“No,” said Evereld, “but I shall manage very well now, thank you,” and with rather hurried farewells she sprang from the carriage not offering to carry the basket any further but promising to send a porter. Fortunately her companion was in such a bustle with the effort of collecting her various belongings that she did not notice the English girl’s somewhat abrupt departure, and Evereld with a joyful sense of escape made her way to the outside of the station and getting into one of the little public carriages drove off to make her purchases in the town.
Having bought an ulster and a warm shawl which made a very respectable show when put into her cloak straps she went back to the station, dined in a leisurely way and passed the rest of her two hours’ waiting time as patiently as she could. By six o’clock she was safely in the train once more, with the happy knowledge that she had no more changes that night, and would arrive at Lyons in rather more than four hours. Her heart danced for joy as she reflected that by the next afternoon she might have safely reached Bride O’Ryan and Aimée Magnay, her greatest friends, in Mrs. Magnay’s old home in Auvergne.
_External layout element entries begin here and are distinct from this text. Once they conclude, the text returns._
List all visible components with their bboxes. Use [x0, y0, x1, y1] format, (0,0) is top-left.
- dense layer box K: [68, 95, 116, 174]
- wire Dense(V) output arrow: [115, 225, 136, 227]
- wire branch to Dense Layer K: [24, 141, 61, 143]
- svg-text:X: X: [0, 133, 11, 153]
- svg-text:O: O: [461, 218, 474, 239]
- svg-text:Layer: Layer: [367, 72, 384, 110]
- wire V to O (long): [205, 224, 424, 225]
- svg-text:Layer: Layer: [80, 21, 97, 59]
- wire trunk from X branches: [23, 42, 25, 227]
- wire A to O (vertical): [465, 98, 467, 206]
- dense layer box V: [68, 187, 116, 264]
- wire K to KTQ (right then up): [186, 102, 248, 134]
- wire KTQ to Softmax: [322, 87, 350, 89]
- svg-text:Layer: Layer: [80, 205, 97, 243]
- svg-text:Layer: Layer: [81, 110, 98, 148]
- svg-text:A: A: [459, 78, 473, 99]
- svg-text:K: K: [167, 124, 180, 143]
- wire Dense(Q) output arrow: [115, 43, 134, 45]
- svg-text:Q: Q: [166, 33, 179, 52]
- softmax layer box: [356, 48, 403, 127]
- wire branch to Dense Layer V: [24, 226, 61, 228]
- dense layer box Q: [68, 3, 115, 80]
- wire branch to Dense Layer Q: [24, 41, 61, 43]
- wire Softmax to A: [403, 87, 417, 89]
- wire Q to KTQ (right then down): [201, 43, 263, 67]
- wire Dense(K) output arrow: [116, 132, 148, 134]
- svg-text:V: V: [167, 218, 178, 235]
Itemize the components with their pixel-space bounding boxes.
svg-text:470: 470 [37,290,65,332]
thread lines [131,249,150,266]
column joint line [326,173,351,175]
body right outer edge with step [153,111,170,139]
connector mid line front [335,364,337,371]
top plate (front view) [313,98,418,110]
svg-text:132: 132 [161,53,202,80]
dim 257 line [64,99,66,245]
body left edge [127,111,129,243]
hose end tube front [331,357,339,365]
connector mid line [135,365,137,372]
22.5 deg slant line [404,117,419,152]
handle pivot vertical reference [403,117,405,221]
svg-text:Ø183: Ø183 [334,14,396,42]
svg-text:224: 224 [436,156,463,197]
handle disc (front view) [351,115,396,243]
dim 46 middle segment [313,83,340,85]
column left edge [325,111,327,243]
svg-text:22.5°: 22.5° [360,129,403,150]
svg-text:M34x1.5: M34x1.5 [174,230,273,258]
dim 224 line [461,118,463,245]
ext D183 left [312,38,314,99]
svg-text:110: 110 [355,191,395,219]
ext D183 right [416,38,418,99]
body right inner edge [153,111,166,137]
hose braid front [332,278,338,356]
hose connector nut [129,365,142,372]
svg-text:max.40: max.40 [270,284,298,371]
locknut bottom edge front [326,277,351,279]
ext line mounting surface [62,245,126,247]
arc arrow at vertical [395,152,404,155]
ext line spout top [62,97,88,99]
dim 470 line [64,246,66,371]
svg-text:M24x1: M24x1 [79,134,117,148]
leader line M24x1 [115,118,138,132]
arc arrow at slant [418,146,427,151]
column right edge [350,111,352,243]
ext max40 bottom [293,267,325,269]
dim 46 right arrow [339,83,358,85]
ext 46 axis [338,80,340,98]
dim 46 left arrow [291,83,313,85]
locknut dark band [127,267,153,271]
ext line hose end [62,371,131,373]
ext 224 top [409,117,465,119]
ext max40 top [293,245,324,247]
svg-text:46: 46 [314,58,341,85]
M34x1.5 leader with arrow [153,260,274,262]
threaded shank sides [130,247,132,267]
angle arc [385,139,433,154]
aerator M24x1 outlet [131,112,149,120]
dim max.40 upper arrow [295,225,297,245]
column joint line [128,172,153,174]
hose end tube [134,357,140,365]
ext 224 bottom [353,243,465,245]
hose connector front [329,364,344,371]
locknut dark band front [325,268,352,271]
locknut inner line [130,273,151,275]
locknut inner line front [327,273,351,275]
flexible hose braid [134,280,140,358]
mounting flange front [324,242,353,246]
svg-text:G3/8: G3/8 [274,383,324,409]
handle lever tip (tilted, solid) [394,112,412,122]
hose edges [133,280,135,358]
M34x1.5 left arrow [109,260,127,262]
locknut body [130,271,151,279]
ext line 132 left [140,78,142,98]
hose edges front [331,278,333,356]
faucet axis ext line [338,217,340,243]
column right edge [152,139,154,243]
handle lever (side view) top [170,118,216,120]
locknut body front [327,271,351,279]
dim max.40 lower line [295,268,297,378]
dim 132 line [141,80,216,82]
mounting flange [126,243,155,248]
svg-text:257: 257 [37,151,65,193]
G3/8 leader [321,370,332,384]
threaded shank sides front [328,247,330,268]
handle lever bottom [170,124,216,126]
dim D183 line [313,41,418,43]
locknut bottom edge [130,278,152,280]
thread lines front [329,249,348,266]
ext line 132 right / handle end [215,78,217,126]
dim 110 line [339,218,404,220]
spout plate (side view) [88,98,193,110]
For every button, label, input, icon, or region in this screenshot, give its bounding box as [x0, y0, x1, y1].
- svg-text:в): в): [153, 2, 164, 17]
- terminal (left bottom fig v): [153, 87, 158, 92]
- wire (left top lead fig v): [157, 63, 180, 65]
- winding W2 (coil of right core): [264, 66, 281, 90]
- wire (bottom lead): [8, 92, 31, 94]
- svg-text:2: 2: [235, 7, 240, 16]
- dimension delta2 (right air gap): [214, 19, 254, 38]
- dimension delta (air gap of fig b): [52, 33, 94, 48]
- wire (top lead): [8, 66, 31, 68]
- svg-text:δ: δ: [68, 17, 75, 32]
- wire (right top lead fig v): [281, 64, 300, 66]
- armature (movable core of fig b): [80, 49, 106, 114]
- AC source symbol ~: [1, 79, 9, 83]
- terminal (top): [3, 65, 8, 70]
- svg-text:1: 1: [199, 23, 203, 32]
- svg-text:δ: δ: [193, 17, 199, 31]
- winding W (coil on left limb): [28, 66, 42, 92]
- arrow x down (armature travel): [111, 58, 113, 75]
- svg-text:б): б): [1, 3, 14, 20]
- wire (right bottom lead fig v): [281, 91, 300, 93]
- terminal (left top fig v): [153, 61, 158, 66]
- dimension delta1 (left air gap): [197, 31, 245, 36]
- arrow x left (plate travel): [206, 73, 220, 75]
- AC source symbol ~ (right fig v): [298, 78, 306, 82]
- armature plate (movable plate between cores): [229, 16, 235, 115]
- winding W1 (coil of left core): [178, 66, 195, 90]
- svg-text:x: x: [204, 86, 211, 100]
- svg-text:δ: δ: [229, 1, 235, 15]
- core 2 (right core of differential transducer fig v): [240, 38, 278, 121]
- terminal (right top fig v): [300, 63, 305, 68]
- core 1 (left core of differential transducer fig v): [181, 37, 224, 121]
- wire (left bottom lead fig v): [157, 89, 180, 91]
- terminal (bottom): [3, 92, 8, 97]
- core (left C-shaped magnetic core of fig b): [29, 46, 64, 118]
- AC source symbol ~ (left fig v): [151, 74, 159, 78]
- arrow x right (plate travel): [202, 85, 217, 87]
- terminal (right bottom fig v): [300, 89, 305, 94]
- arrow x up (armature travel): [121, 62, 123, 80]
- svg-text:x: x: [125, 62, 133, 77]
That was the safe refuge towards which she was steering her course, that was the thought which had darted into her mind on the previous evening when she had decided that flight was the only thing under the circumstances.
Later on however when darkness had stolen like a pall over the landscape, when weary with want of sleep and worn out with excitement and anxiety, the glad sense of escape died away, she grew unutterably sad-hearted and forlorn.
At the other end of the carriage two men wrangled together over the vexed question of having the window open or shut. A fat French lady went to sleep and snored monotonously, just opposite her a young couple on their honeymoon laughed and chatted in low tones with much outward demonstration, while beyond a young mother sat with her baby in her arms, an air of placid content on her face.
Never before had Evereld felt such a unit, never before had she realised how really alone she was in the world. She shuddered to think what would have become of her if Ralph had never crossed her path. And then as the engine throbbed on through the darkness all those terrors of imagining from which her healthy uneventful life had so far been exempt, laid strong hold upon her, and made the night hideous.
She saw Ralph lying ill and forlorn in a fever hospital. She saw him lying with pale lips and hands folded in the awful calm of death. She saw herself alone and brokenhearted, struggling to make something of her maimed life and failing in the attempt. She saw Sir Matthew tracking her out and carrying her back to the house in Queen Anne’s Gate. Worst of all she saw herself standing in church and passively allowing herself to be married to Bruce Wylie.
She had just reached this climax in her miserable thoughts when as the train stopped at the wayside station the door of the carriage was opened and in came a very aged priest whose rusty black raiment had an old and somewhat countrified look. His thin, worn face might have been stern in youth, but the passing years had mellowed it, and like Southey’s holly tree what had once been sharp and aggressive had grown tender as it more nearly approached heaven. His keen eyes seemed to take in the occupants of the carriage in one glance and he at once divined that the sad little English girl in the corner was for some reason feeling altogether desolate. He took the vacant place beside her and began to unwrap a package which he carried. It proved to be a cage containing a bullfinch, and Evereld watched with interest the scared fluttering of the bird and the gentle reassuring face of the old man as he tried to pacify it.
“It is its first journey,” he said glancing at her. “The unaccustomed has terrors for us all. It will soon understand that it is quite safe. Eh, Fifi? Should I let any harm happen to thee, thou foolish one?”
“Can it sing any tune?” said Evereld. “We had one in London that sang a bit of the National Anthem.”
“And Fifi is just as patriotic,” said the old priest laughing, “he will pipe two lines of Partant pour la Syrie, I am taking him to cheer up one of my parishioners who is lying ill at Lyons. He will think Fifi from the Presbytère almost as good as one of his own friends from the village. And when the lad is better why he will bring back this winged missionary to me. My old housekeeper would not hear of parting with Fifi altogether, he is the life of the house she says.”